The arrival of the “still” as the dominant graphical reference to film experience in combination with the standardization or codification of advertising practices make possible the metonymic exchange between the poster and the moving image of the film. With the web of standardization established between images, the film poster appropriates the ability of the filmic image, both moving and still, to exceed itself only to recuperate this excess elsewhere. This inquiry has focused on the poster and obviously each visual mode of extension constitutes its own unique discourse that must be approached on its own terms.
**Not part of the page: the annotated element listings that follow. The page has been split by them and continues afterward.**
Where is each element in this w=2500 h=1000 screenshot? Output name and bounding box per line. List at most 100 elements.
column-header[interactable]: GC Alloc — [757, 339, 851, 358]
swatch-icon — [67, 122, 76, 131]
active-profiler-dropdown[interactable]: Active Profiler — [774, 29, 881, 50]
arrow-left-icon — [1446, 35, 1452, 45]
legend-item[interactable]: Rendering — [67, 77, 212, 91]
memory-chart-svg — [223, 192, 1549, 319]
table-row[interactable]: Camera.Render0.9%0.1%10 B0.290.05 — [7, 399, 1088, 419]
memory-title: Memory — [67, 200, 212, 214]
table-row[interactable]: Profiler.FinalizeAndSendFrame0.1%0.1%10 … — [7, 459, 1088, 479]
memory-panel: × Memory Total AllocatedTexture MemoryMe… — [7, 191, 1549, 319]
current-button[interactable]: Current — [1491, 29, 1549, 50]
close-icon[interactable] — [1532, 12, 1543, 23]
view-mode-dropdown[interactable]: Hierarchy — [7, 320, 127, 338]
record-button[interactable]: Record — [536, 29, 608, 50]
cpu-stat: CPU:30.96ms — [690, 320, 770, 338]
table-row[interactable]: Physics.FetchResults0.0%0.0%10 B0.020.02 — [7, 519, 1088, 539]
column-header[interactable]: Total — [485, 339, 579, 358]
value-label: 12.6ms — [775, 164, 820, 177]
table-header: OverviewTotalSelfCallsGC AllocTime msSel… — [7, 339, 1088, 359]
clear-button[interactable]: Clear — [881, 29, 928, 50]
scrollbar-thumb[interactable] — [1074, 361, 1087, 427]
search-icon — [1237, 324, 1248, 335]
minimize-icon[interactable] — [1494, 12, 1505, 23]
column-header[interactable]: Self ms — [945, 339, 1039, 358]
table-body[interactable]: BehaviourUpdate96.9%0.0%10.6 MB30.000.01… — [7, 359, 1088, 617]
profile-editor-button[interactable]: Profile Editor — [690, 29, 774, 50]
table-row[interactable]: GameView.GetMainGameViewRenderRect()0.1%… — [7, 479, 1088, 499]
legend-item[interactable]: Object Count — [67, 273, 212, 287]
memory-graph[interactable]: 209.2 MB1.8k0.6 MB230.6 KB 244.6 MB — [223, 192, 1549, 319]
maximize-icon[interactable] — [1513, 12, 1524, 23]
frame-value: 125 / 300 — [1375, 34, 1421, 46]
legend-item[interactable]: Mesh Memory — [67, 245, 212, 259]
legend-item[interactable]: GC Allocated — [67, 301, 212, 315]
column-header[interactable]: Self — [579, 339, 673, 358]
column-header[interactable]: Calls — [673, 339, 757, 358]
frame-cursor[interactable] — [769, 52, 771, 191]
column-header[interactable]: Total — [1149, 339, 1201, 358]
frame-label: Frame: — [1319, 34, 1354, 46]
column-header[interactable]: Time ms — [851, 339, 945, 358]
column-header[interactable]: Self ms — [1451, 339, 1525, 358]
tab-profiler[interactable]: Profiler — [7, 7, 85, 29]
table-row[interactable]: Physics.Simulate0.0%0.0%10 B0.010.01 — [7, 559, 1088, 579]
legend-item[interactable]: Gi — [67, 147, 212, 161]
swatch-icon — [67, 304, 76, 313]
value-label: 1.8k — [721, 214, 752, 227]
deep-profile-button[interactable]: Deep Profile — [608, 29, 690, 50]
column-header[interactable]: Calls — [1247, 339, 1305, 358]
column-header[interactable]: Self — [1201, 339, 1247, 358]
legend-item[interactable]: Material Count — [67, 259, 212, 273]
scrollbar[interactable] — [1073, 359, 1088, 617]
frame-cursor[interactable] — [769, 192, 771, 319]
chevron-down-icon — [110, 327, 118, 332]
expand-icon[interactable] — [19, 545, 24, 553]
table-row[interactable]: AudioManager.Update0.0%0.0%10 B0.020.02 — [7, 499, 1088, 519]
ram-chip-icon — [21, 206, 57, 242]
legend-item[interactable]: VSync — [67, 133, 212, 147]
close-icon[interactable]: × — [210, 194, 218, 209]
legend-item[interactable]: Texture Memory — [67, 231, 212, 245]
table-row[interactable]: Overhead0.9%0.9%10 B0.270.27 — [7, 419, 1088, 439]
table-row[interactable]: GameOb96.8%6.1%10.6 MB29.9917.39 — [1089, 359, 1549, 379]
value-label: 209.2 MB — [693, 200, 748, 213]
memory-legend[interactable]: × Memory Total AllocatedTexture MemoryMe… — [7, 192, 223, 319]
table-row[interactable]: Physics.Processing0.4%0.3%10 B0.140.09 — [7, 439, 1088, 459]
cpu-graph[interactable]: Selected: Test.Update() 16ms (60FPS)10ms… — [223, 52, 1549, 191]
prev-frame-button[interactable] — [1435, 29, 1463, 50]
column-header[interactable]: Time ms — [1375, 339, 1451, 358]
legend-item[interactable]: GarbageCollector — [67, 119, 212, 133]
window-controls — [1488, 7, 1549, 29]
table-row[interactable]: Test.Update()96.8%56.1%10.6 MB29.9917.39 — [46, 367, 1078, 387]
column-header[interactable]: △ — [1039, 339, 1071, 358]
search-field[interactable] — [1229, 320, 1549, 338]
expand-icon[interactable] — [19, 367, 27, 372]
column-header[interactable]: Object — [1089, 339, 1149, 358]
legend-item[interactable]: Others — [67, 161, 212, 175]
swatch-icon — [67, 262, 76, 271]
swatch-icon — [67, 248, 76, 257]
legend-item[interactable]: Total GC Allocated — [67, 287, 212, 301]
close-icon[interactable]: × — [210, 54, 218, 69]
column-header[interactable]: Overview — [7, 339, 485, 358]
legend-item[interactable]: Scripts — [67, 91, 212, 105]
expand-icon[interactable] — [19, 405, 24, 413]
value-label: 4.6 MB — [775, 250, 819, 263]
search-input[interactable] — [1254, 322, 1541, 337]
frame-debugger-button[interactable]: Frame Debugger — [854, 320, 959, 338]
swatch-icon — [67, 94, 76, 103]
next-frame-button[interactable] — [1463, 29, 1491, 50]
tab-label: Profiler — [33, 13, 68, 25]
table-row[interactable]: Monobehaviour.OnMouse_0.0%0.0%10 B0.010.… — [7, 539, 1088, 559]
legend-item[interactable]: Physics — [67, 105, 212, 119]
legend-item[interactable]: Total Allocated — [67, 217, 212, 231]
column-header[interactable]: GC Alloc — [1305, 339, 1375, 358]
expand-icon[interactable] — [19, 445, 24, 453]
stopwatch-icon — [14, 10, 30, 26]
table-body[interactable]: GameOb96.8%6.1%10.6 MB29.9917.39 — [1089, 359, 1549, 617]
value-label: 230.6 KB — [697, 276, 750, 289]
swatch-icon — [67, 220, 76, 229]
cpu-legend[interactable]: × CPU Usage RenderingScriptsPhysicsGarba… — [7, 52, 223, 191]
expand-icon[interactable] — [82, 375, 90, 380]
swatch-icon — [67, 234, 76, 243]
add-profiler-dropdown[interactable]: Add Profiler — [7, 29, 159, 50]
However, one can’t help but think that in a general sense it is this dispersal, endemic to the filmic form and perfected with the commercialization of the film industry, that grants film, a by now thoroughly antiquated technology, its continued relevance and vitality. In these terms, the evolution we have traced through the film poster is not all together different from the current migration of the cinematic across media and in turn time and space. The “artefact” that Barthes finds in the trail of posters is therefore both the anomalous element within our conventional understanding of the cinematic experience and also a record of the past. The latter, however, points simultaneously back to the birth of commercial cinema at the same time it prefigures the migration of the cinema across digitized formats where the materiality of the film and its space of presentation bring this process of portability to near completion.